Head Position – Your chin should be tucked in toward your chest, so that your neck will not be bent backward.
Arm Position – With a dumbbell gripped in each hand, keep your arm (the one you are working) straight and aligned with your shoulder. Some tension in the shoulder blade is normal and recommended.
Now that you are in the correct position, you need to know how to move from there…
The Correct Movement of a BODR
After finding the proper starting position, you should initiate your next move by pulling (or rowing) the elbow backward to your side, without completely tucking your elbow into the side. Keep the 90° angle by not curling the dumbbell.

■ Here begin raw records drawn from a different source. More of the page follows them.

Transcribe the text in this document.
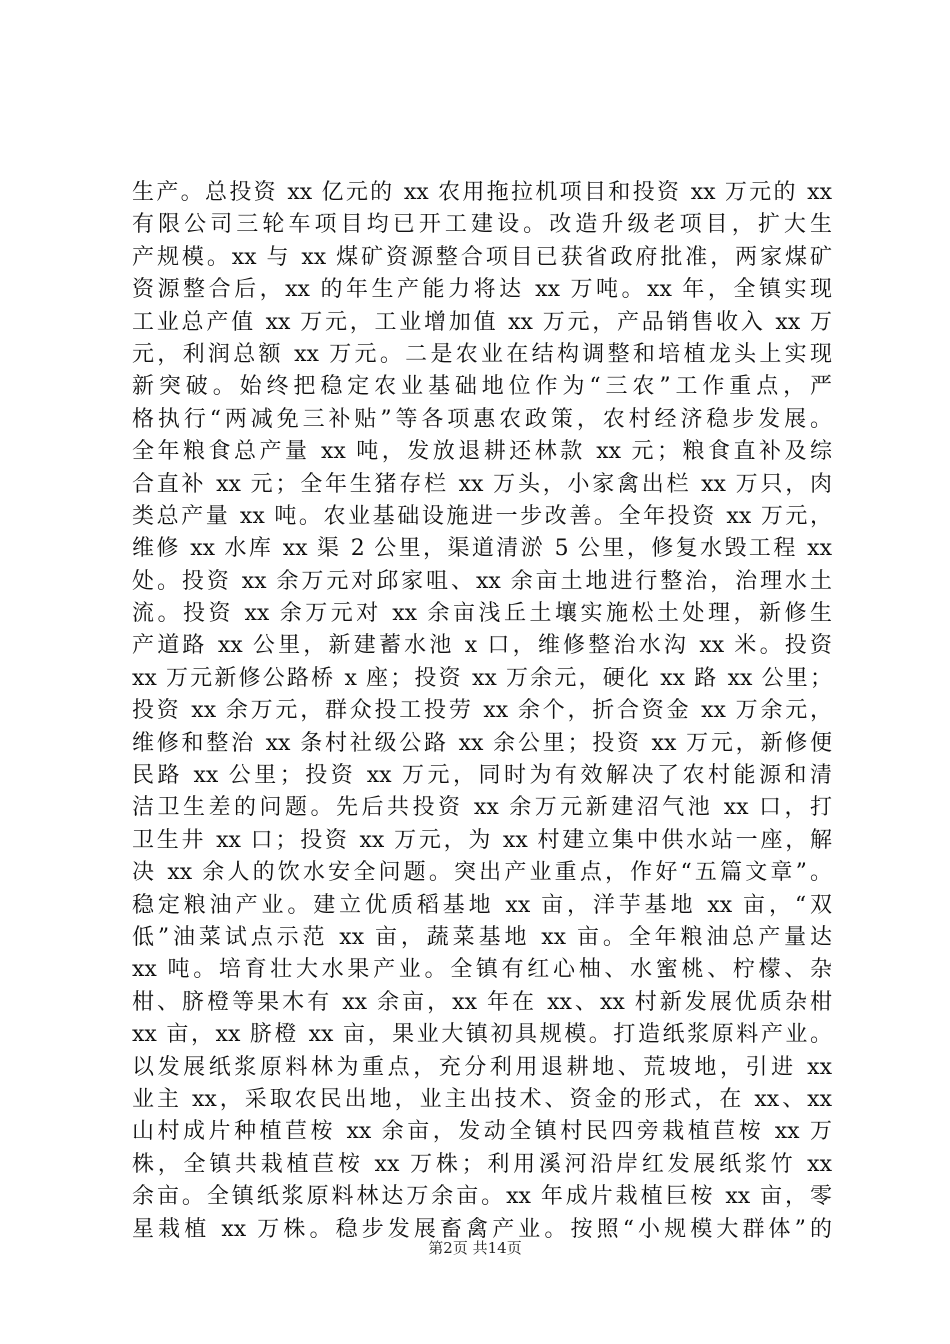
生产。总投资 xx 亿元的 xx 农用拖拉机项目和投资 xx 万元的 xx
有限公司三轮车项目均已开工建设。改造升级老项目，扩大生
产规模。xx 与 xx 煤矿资源整合项目已获省政府批准，两家煤矿
资源整合后，xx 的年生产能力将达 xx 万吨。xx 年，全镇实现
工业总产值 xx 万元，工业增加值 xx 万元，产品销售收入 xx 万
元，利润总额 xx 万元。二是农业在结构调整和培植龙头上实现
新突破。始终把稳定农业基础地位作为“三农”工作重点，严
格执行“两减免三补贴”等各项惠农政策，农村经济稳步发展。
全年粮食总产量 xx 吨，发放退耕还林款 xx 元；粮食直补及综
合直补 xx 元；全年生猪存栏 xx 万头，小家禽出栏 xx 万只，肉
类总产量 xx 吨。农业基础设施进一步改善。全年投资 xx 万元，
维修 xx 水库 xx 渠 2 公里，渠道清淤 5 公里，修复水毁工程 xx
处。投资 xx 余万元对邱家咀、xx 余亩土地进行整治，治理水土
流。投资 xx 余万元对 xx 余亩浅丘土壤实施松土处理，新修生
产道路 xx 公里，新建蓄水池 x 口，维修整治水沟 xx 米。投资
xx 万元新修公路桥 x 座；投资 xx 万余元，硬化 xx 路 xx 公里；
投资 xx 余万元，群众投工投劳 xx 余个，折合资金 xx 万余元，
维修和整治 xx 条村社级公路 xx 余公里；投资 xx 万元，新修便
民路 xx 公里；投资 xx 万元，同时为有效解决了农村能源和清
洁卫生差的问题。先后共投资 xx 余万元新建沼气池 xx 口，打
卫生井 xx 口；投资 xx 万元，为 xx 村建立集中供水站一座，解
决 xx 余人的饮水安全问题。突出产业重点，作好“五篇文章”。
稳定粮油产业。建立优质稻基地 xx 亩，洋芋基地 xx 亩，“双
低”油菜试点示范 xx 亩，蔬菜基地 xx 亩。全年粮油总产量达
xx 吨。培育壮大水果产业。全镇有红心柚、水蜜桃、柠檬、杂
柑、脐橙等果木有 xx 余亩，xx 年在 xx、xx 村新发展优质杂柑
xx 亩，xx 脐橙 xx 亩，果业大镇初具规模。打造纸浆原料产业。
以发展纸浆原料林为重点，充分利用退耕地、荒坡地，引进 xx
业主 xx，采取农民出地，业主出技术、资金的形式，在 xx、xx
山村成片种植苣桉 xx 余亩，发动全镇村民四旁栽植苣桉 xx 万
株，全镇共栽植苣桉 xx 万株；利用溪河沿岸红发展纸浆竹 xx
余亩。全镇纸浆原料林达万余亩。xx 年成片栽植巨桉 xx 亩，零
星栽植 xx 万株。稳步发展畜禽产业。按照“小规模大群体”的
第2页 共14页
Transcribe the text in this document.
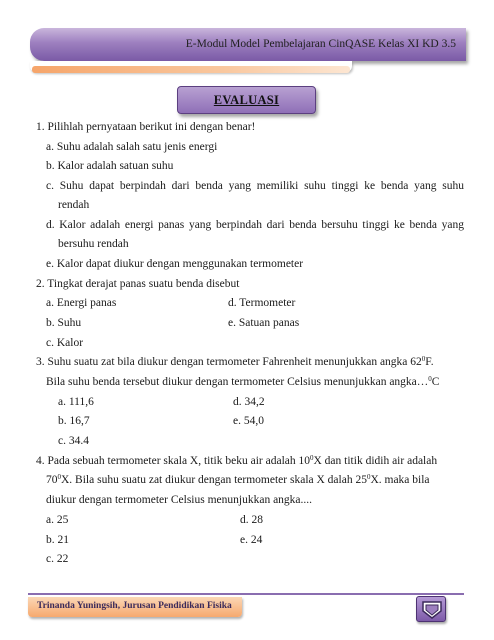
E-Modul Model Pembelajaran CinQASE Kelas XI KD 3.5
EVALUASI
1. Pilihlah pernyataan berikut ini dengan benar!
a. Suhu adalah salah satu jenis energi
b. Kalor adalah satuan suhu
c. Suhu dapat berpindah dari benda yang memiliki suhu tinggi ke benda yang suhu
rendah
d. Kalor adalah energi panas yang berpindah dari benda bersuhu tinggi ke benda yang
bersuhu rendah
e. Kalor dapat diukur dengan menggunakan termometer
2. Tingkat derajat panas suatu benda disebut
a. Energi panas	d. Termometer
b. Suhu	e. Satuan panas
c. Kalor
3. Suhu suatu zat bila diukur dengan termometer Fahrenheit menunjukkan angka $62^0F$.
Bila suhu benda tersebut diukur dengan termometer Celsius menunjukkan angka…$^0$C
a. 111,6	d. 34,2
b. 16,7	e. 54,0
c. 34.4
4. Pada sebuah termometer skala X, titik beku air adalah $10^0X$ dan titik didih air adalah
$70^0X$. Bila suhu suatu zat diukur dengan termometer skala X dalah $25^0X$. maka bila
diukur dengan termometer Celsius menunjukkan angka....
a. 25	d. 28
b. 21	e. 24
c. 22
Trinanda Yuningsih, Jurusan Pendidikan Fisika
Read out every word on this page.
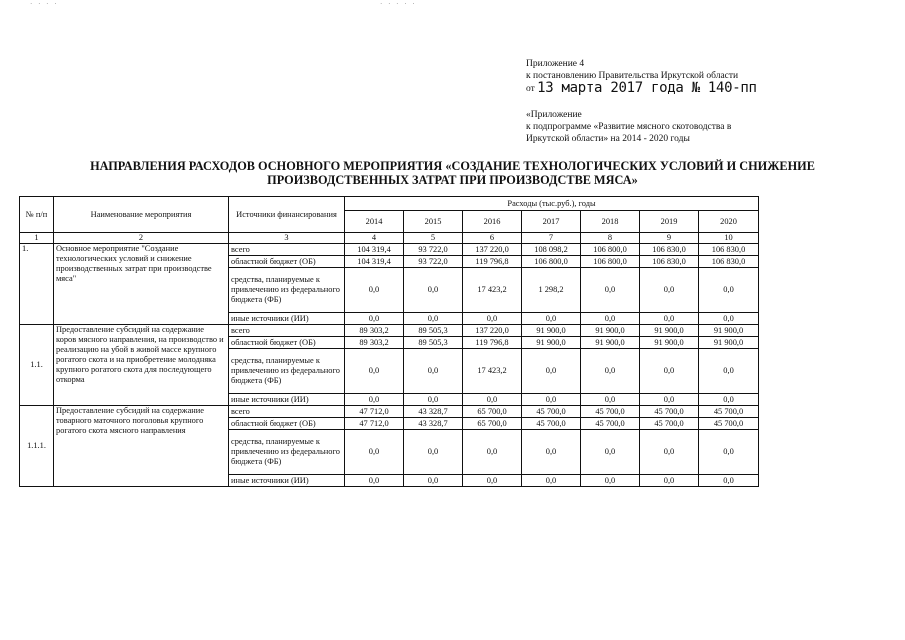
· · · ·	· · · · ·
Приложение 4
к постановлению Правительства Иркутской области
от 13 марта 2017 года № 140-пп
«Приложение
к подпрограмме «Развитие мясного скотоводства в
Иркутской области» на 2014 - 2020 годы
НАПРАВЛЕНИЯ РАСХОДОВ ОСНОВНОГО МЕРОПРИЯТИЯ «СОЗДАНИЕ ТЕХНОЛОГИЧЕСКИХ УСЛОВИЙ И СНИЖЕНИЕ
ПРОИЗВОДСТВЕННЫХ ЗАТРАТ ПРИ ПРОИЗВОДСТВЕ МЯСА»
№ п/п	Наименование мероприятия	Источники финансирования	Расходы (тыс.руб.), годы						
			2014	2015	2016	2017	2018	2019	2020
1	2	3	4	5	6	7	8	9	10
1.	Основное мероприятие "Создание технологических условий и снижение производственных затрат при производстве мяса"	всего	104 319,4	93 722,0	137 220,0	108 098,2	106 800,0	106 830,0	106 830,0
		областной бюджет (ОБ)	104 319,4	93 722,0	119 796,8	106 800,0	106 800,0	106 830,0	106 830,0
		средства, планируемые к привлечению из федерального бюджета (ФБ)	0,0	0,0	17 423,2	1 298,2	0,0	0,0	0,0
		иные источники (ИИ)	0,0	0,0	0,0	0,0	0,0	0,0	0,0
1.1.	Предоставление субсидий на содержание коров мясного направления, на производство и реализацию на убой в живой массе крупного рогатого скота и на приобретение молодняка крупного рогатого скота для последующего откорма	всего	89 303,2	89 505,3	137 220,0	91 900,0	91 900,0	91 900,0	91 900,0
		областной бюджет (ОБ)	89 303,2	89 505,3	119 796,8	91 900,0	91 900,0	91 900,0	91 900,0
		средства, планируемые к привлечению из федерального бюджета (ФБ)	0,0	0,0	17 423,2	0,0	0,0	0,0	0,0
		иные источники (ИИ)	0,0	0,0	0,0	0,0	0,0	0,0	0,0
1.1.1.	Предоставление субсидий на содержание товарного маточного поголовья крупного рогатого скота мясного направления	всего	47 712,0	43 328,7	65 700,0	45 700,0	45 700,0	45 700,0	45 700,0
		областной бюджет (ОБ)	47 712,0	43 328,7	65 700,0	45 700,0	45 700,0	45 700,0	45 700,0
		средства, планируемые к привлечению из федерального бюджета (ФБ)	0,0	0,0	0,0	0,0	0,0	0,0	0,0
		иные источники (ИИ)	0,0	0,0	0,0	0,0	0,0	0,0	0,0
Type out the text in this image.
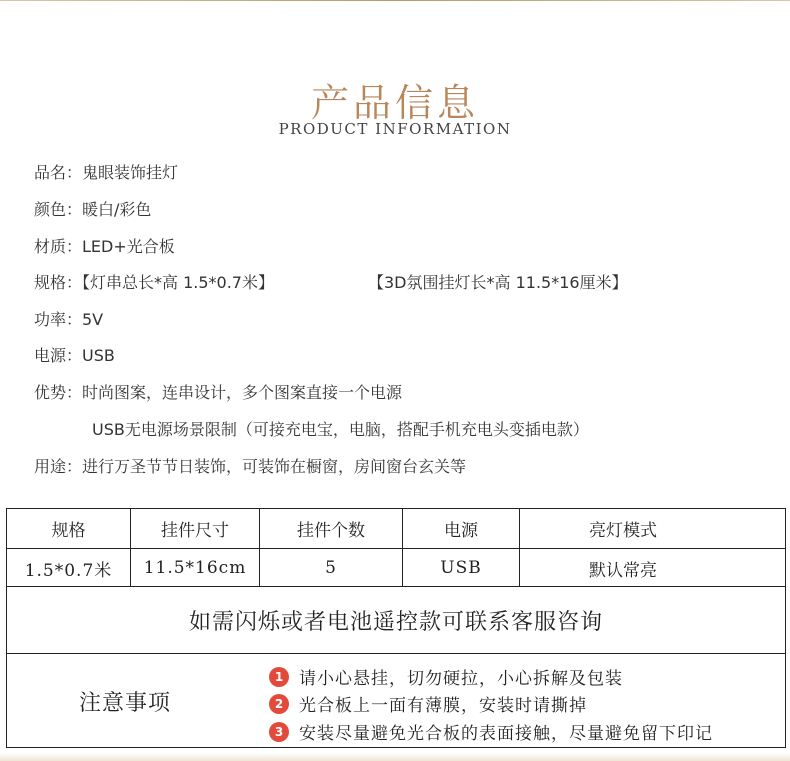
产品信息
PRODUCT INFORMATION
品名：鬼眼装饰挂灯
颜色：暖白/彩色
材质：LED+光合板
规格：【灯串总长*高 1.5*0.7米】	【3D氛围挂灯长*高 11.5*16厘米】
功率：5V
电源：USB
优势：时尚图案，连串设计，多个图案直接一个电源
USB无电源场景限制（可接充电宝，电脑，搭配手机充电头变插电款）
用途：进行万圣节节日装饰，可装饰在橱窗，房间窗台玄关等
规格	挂件尺寸	挂件个数	电源	亮灯模式
1.5*0.7米	11.5*16cm	5	USB	默认常亮
如需闪烁或者电池遥控款可联系客服咨询
注意事项
1 请小心悬挂，切勿硬拉，小心拆解及包装
2 光合板上一面有薄膜，安装时请撕掉
3 安装尽量避免光合板的表面接触，尽量避免留下印记
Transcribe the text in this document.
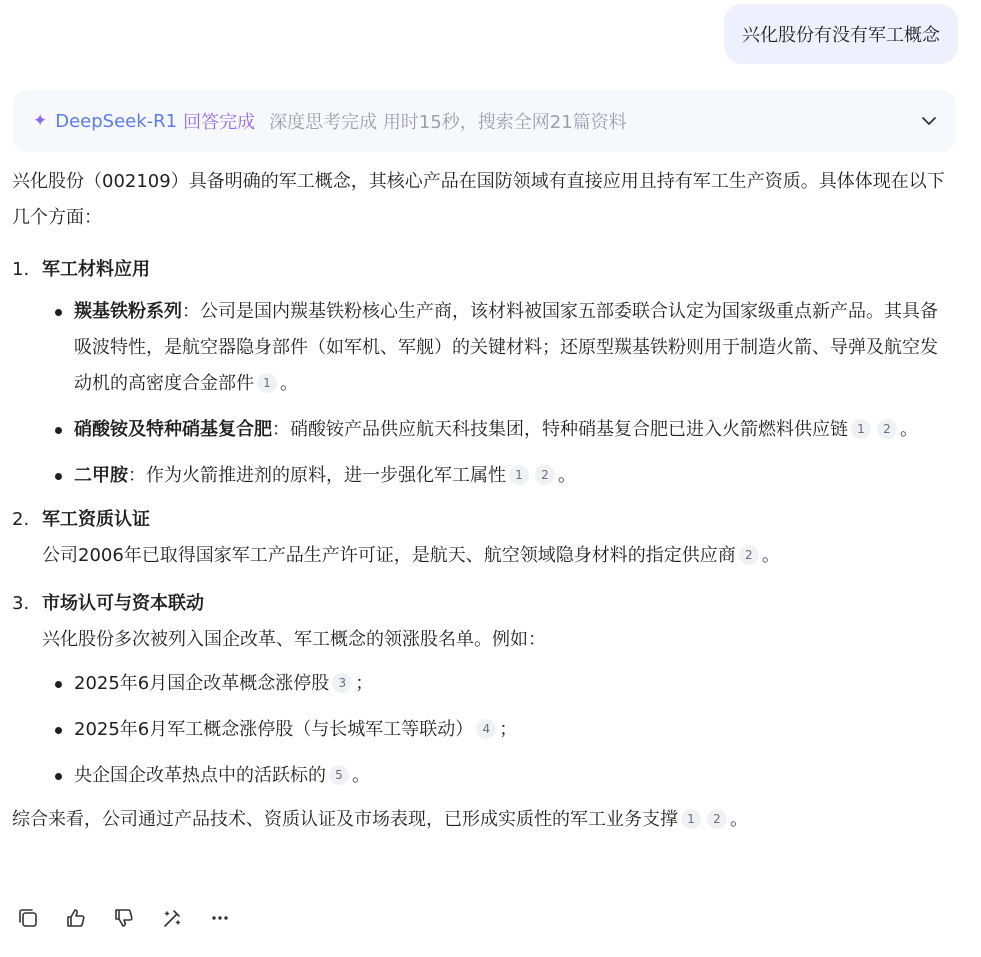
兴化股份有没有军工概念
✦ DeepSeek-R1 回答完成 深度思考完成 用时15秒，搜索全网21篇资料

兴化股份（002109）具备明确的军工概念，其核心产品在国防领域有直接应用且持有军工生产资质。具体体现在以下几个方面：

1. 军工材料应用
羰基铁粉系列：公司是国内羰基铁粉核心生产商，该材料被国家五部委联合认定为国家级重点新产品。其具备吸波特性，是航空器隐身部件（如军机、军舰）的关键材料；还原型羰基铁粉则用于制造火箭、导弹及航空发动机的高密度合金部件 1 。
硝酸铵及特种硝基复合肥：硝酸铵产品供应航天科技集团，特种硝基复合肥已进入火箭燃料供应链 1 2 。
二甲胺：作为火箭推进剂的原料，进一步强化军工属性 1 2 。
2. 军工资质认证

公司2006年已取得国家军工产品生产许可证，是航天、航空领域隐身材料的指定供应商 2 。

3. 市场认可与资本联动

兴化股份多次被列入国企改革、军工概念的领涨股名单。例如：

2025年6月国企改革概念涨停股 3 ；
2025年6月军工概念涨停股（与长城军工等联动） 4 ；
央企国企改革热点中的活跃标的 5 。

综合来看，公司通过产品技术、资质认证及市场表现，已形成实质性的军工业务支撑 1 2 。
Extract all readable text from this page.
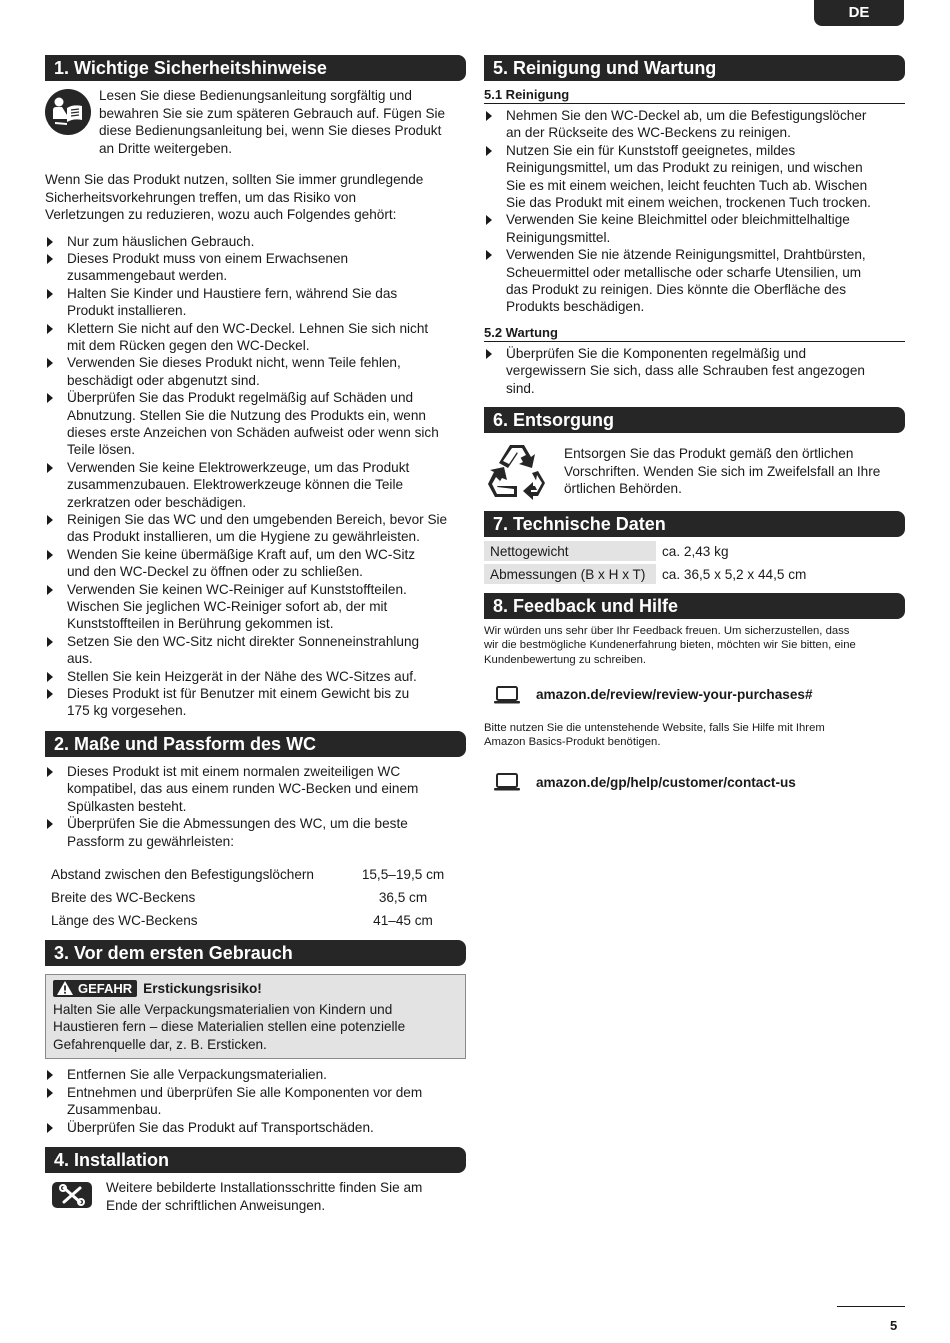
DE
1. Wichtige Sicherheitshinweise

Lesen Sie diese Bedienungsanleitung sorgfältig und

bewahren Sie sie zum späteren Gebrauch auf. Fügen Sie

diese Bedienungsanleitung bei, wenn Sie dieses Produkt

an Dritte weitergeben.

Wenn Sie das Produkt nutzen, sollten Sie immer grundlegende

Sicherheitsvorkehrungen treffen, um das Risiko von

Verletzungen zu reduzieren, wozu auch Folgendes gehört:

Nur zum häuslichen Gebrauch.
Dieses Produkt muss von einem Erwachsenen
zusammengebaut werden.
Halten Sie Kinder und Haustiere fern, während Sie das
Produkt installieren.
Klettern Sie nicht auf den WC-Deckel. Lehnen Sie sich nicht
mit dem Rücken gegen den WC-Deckel.
Verwenden Sie dieses Produkt nicht, wenn Teile fehlen,
beschädigt oder abgenutzt sind.
Überprüfen Sie das Produkt regelmäßig auf Schäden und
Abnutzung. Stellen Sie die Nutzung des Produkts ein, wenn
dieses erste Anzeichen von Schäden aufweist oder wenn sich
Teile lösen.
Verwenden Sie keine Elektrowerkzeuge, um das Produkt
zusammenzubauen. Elektrowerkzeuge können die Teile
zerkratzen oder beschädigen.
Reinigen Sie das WC und den umgebenden Bereich, bevor Sie
das Produkt installieren, um die Hygiene zu gewährleisten.
Wenden Sie keine übermäßige Kraft auf, um den WC-Sitz
und den WC-Deckel zu öffnen oder zu schließen.
Verwenden Sie keinen WC-Reiniger auf Kunststoffteilen.
Wischen Sie jeglichen WC-Reiniger sofort ab, der mit
Kunststoffteilen in Berührung gekommen ist.
Setzen Sie den WC-Sitz nicht direkter Sonneneinstrahlung
aus.
Stellen Sie kein Heizgerät in der Nähe des WC-Sitzes auf.
Dieses Produkt ist für Benutzer mit einem Gewicht bis zu
175 kg vorgesehen.
2. Maße und Passform des WC
Dieses Produkt ist mit einem normalen zweiteiligen WC
kompatibel, das aus einem runden WC-Becken und einem
Spülkasten besteht.
Überprüfen Sie die Abmessungen des WC, um die beste
Passform zu gewährleisten:
Abstand zwischen den Befestigungslöchern	15,5–19,5 cm
Breite des WC-Beckens	36,5 cm
Länge des WC-Beckens	41–45 cm
3. Vor dem ersten Gebrauch
GEFAHR Erstickungsrisiko!

Halten Sie alle Verpackungsmaterialien von Kindern und

Haustieren fern – diese Materialien stellen eine potenzielle

Gefahrenquelle dar, z. B. Ersticken.

Entfernen Sie alle Verpackungsmaterialien.
Entnehmen und überprüfen Sie alle Komponenten vor dem
Zusammenbau.
Überprüfen Sie das Produkt auf Transportschäden.
4. Installation

Weitere bebilderte Installationsschritte finden Sie am

Ende der schriftlichen Anweisungen.

5. Reinigung und Wartung
5.1 Reinigung
Nehmen Sie den WC-Deckel ab, um die Befestigungslöcher
an der Rückseite des WC-Beckens zu reinigen.
Nutzen Sie ein für Kunststoff geeignetes, mildes
Reinigungsmittel, um das Produkt zu reinigen, und wischen
Sie es mit einem weichen, leicht feuchten Tuch ab. Wischen
Sie das Produkt mit einem weichen, trockenen Tuch trocken.
Verwenden Sie keine Bleichmittel oder bleichmittelhaltige
Reinigungsmittel.
Verwenden Sie nie ätzende Reinigungsmittel, Drahtbürsten,
Scheuermittel oder metallische oder scharfe Utensilien, um
das Produkt zu reinigen. Dies könnte die Oberfläche des
Produkts beschädigen.
5.2 Wartung
Überprüfen Sie die Komponenten regelmäßig und
vergewissern Sie sich, dass alle Schrauben fest angezogen
sind.
6. Entsorgung

Entsorgen Sie das Produkt gemäß den örtlichen

Vorschriften. Wenden Sie sich im Zweifelsfall an Ihre

örtlichen Behörden.

7. Technische Daten
Nettogewicht	ca. 2,43 kg
Abmessungen (B x H x T)	ca. 36,5 x 5,2 x 44,5 cm
8. Feedback und Hilfe

Wir würden uns sehr über Ihr Feedback freuen. Um sicherzustellen, dass

wir die bestmögliche Kundenerfahrung bieten, möchten wir Sie bitten, eine

Kundenbewertung zu schreiben.

amazon.de/review/review-your-purchases#

Bitte nutzen Sie die untenstehende Website, falls Sie Hilfe mit Ihrem

Amazon Basics-Produkt benötigen.

amazon.de/gp/help/customer/contact-us
5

While you are pulling the dumbbell backward you should also be contracting (or squeezing) the shoulder blades. Once your arm is aligned with the body, stop pulling backward.
Next, you will need to reverse the above movement by allowing the arms to straighten again and align with the shoulders. All movement should be a controlled, fluid, and slow motion. Also, remember to keep the shoulder blades contracted. You can repeat this process for however many repetitions that your physical therapist or trainer recommends. Just remember, if it feels like it’s too much, it probably is.
The BODR is an effective yet simple exercise in gaining strength in your back muscles. And, the weight of the dumbbell can adjust as you gain strength, making this an exercise to consider for long term.